Quanto avrebbe ora desiderato averli vicini, per ricevere da
loro consigli, illuminazioni sugli eventi che si stavano
preparando e di cui egli non riusciva a cogliere i segni e
interpretarli nel loro esatto valore e mònito. Da qualche
tempo ormai, quasi ogni notte, faceva un sogno, sempre lo
stesso. Benché variassero da una notte all’altra alcuni
minimi dettagli nel suo svolgimento, rimanevano immutate le
inquietanti sequenze. Si trovava sopra un’altura dove
sorgeva un tempio svettante su un alto podio. Tutt’intorno
al sacrario colonne marmoree. Sarebbe voluto entrare nell’edificio,
ma qualcosa, una misteriosa forza, gli impediva di muoversi, e
cosí restava sulla scalea che conduceva all’atrio del
tempio. Smarrito, colmo di un’angoscia mortale, non osava
avanzare per accedere al pronao, e neppure ridiscendere i
vasti gradini di pietra scura. Ma ecco uscire dal tempio una
sacerdotessa vestita di bianco, sulla fronte le sacre bende
dell’offerta sacrificale. Nella mano, però, non reggeva la
patera d’oro su cui venivano normalmente poste le offerte
alla divinità, ma impugnava una clessidra enorme, la cui
sabbia ruvida sinistramente traspariva dal vetro del
contenitore. Un velo spesso copriva le sembianze della virgo
officiante, per cui non riusciva a capire se si trattasse di
una donna in là con gli anni o di una giovane appena iniziata
al misteri della Divinità. Neppure questa appariva
riconoscibile, né era possibile individuare il luogo ove
sorgeva il santuario. Anche perché il sogno, con l’incalzante
susseguirsi delle immagini, non lasciava il tempo di
riflettere. Poi si scatenava un turbine nell’aria offuscata
dalla nebbia, e l’officiante, girandosi di colpo verso la
stretta valle ai piedi dell’acropoli, con la mano libera
dalla clessidra additava con un gesto drammatico, carico di
una insospettata energia, il cielo a Levante. Vi si disegnava
un profilo di colossali edifici austeri, con propilei, guglie,
tetti maestosi, portici chiusi intorno a vasti e ombreggiati
cortili. Una città poderosa, vibrante di solennità e
ricchezza. La mano della sacerdotessa si agitava, come se
volesse operare uno scongiuro contro un’incombente minaccia.

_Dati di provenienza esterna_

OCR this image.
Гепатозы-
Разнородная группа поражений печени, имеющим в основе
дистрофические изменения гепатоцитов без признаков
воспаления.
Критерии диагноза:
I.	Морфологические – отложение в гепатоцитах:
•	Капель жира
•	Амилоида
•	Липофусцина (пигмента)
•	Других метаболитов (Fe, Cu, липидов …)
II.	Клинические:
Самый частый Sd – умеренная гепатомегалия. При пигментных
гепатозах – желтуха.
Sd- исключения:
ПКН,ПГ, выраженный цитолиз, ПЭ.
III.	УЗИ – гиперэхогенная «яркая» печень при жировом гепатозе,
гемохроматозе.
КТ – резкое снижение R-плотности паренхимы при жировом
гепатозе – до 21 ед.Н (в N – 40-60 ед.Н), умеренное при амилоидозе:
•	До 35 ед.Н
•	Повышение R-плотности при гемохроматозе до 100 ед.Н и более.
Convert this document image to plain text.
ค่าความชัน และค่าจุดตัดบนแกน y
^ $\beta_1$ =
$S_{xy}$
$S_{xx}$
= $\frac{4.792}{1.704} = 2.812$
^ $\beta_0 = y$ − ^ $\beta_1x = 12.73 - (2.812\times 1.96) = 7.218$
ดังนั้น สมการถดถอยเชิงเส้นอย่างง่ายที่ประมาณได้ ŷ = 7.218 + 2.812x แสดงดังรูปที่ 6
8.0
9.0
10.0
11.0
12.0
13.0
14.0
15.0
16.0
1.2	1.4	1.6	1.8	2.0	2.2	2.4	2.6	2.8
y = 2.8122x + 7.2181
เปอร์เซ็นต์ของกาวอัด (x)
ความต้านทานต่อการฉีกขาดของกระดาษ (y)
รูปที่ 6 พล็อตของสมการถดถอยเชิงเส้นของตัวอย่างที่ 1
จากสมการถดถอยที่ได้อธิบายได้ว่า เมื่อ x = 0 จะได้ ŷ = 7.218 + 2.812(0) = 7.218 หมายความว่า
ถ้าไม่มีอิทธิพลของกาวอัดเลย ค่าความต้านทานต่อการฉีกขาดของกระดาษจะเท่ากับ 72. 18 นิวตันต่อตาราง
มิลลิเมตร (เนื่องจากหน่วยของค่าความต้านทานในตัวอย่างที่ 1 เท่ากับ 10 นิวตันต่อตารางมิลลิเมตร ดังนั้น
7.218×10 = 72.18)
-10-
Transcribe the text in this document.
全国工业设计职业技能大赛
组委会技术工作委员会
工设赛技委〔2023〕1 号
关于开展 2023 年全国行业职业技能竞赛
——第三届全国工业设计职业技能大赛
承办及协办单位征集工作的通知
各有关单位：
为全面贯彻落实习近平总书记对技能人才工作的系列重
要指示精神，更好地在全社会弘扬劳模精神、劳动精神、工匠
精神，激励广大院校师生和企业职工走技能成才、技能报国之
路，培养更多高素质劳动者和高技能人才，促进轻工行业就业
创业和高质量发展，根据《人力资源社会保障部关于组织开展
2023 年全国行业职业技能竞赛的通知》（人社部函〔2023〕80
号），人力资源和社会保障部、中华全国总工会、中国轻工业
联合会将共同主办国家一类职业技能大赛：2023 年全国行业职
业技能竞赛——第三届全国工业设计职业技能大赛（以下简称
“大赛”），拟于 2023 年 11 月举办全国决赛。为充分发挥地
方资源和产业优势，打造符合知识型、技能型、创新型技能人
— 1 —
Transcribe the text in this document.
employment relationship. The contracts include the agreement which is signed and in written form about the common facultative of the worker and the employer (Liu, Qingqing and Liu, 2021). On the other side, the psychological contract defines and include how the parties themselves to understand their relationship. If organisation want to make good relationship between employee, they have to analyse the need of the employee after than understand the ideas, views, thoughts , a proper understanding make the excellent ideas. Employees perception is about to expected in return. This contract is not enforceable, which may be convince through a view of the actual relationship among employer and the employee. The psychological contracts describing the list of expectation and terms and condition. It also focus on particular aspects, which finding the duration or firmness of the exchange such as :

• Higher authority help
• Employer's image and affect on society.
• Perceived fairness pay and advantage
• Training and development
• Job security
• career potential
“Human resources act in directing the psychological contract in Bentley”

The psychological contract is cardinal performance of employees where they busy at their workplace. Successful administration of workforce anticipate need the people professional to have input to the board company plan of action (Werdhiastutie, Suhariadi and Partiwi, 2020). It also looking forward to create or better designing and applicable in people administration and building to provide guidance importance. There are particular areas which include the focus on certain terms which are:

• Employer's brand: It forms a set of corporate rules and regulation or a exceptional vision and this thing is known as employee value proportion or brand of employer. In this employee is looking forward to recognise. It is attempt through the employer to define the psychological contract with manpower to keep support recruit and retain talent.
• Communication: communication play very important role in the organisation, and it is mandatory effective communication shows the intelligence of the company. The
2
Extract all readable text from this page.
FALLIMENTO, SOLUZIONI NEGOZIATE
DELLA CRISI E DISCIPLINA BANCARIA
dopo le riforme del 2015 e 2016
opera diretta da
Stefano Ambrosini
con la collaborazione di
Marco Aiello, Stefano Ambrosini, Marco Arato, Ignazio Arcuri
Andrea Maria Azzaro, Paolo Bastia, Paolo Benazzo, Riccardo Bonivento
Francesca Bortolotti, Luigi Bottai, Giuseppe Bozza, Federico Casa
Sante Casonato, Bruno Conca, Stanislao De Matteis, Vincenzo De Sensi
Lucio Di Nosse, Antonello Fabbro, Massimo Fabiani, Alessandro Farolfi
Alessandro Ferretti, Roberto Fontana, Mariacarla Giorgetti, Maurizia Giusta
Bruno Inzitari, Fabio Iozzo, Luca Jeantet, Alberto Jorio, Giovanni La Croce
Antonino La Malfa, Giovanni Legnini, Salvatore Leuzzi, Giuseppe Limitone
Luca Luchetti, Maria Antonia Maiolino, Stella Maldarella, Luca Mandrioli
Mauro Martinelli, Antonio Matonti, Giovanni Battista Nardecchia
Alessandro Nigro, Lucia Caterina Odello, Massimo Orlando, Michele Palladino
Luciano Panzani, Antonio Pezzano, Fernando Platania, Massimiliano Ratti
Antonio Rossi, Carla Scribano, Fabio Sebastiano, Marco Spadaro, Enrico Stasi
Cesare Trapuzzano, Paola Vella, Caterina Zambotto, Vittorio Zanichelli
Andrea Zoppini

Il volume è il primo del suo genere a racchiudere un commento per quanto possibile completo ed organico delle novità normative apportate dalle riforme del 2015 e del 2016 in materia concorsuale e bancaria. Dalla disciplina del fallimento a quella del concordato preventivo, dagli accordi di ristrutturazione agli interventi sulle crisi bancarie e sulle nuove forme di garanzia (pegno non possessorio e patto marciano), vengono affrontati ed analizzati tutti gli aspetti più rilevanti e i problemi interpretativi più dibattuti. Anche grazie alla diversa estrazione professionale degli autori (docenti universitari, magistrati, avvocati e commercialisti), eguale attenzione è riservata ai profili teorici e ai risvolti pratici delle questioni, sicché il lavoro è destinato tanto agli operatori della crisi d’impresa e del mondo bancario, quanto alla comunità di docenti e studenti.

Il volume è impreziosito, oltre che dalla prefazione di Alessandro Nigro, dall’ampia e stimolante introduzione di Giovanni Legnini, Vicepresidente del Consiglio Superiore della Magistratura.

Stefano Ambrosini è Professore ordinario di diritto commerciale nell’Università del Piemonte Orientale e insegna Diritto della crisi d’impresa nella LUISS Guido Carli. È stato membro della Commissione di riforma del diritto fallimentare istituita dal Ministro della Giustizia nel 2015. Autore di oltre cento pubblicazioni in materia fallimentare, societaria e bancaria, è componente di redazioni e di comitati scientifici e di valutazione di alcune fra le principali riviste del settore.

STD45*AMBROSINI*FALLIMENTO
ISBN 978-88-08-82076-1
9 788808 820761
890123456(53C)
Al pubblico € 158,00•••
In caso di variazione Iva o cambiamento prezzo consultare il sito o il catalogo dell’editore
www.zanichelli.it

Quindi la terra cominciava a tremare, e la cèntina urbana che
si profilava a Levante contro il cielo, tipica di una città
che poteva essere Roma, o Atene, o Ninive, o Babilonia, si
sgretolava sotto le spallate del sisma. E tutto crollava con
un frastuono sordo, e la polvere si aggiungeva alla nebbia.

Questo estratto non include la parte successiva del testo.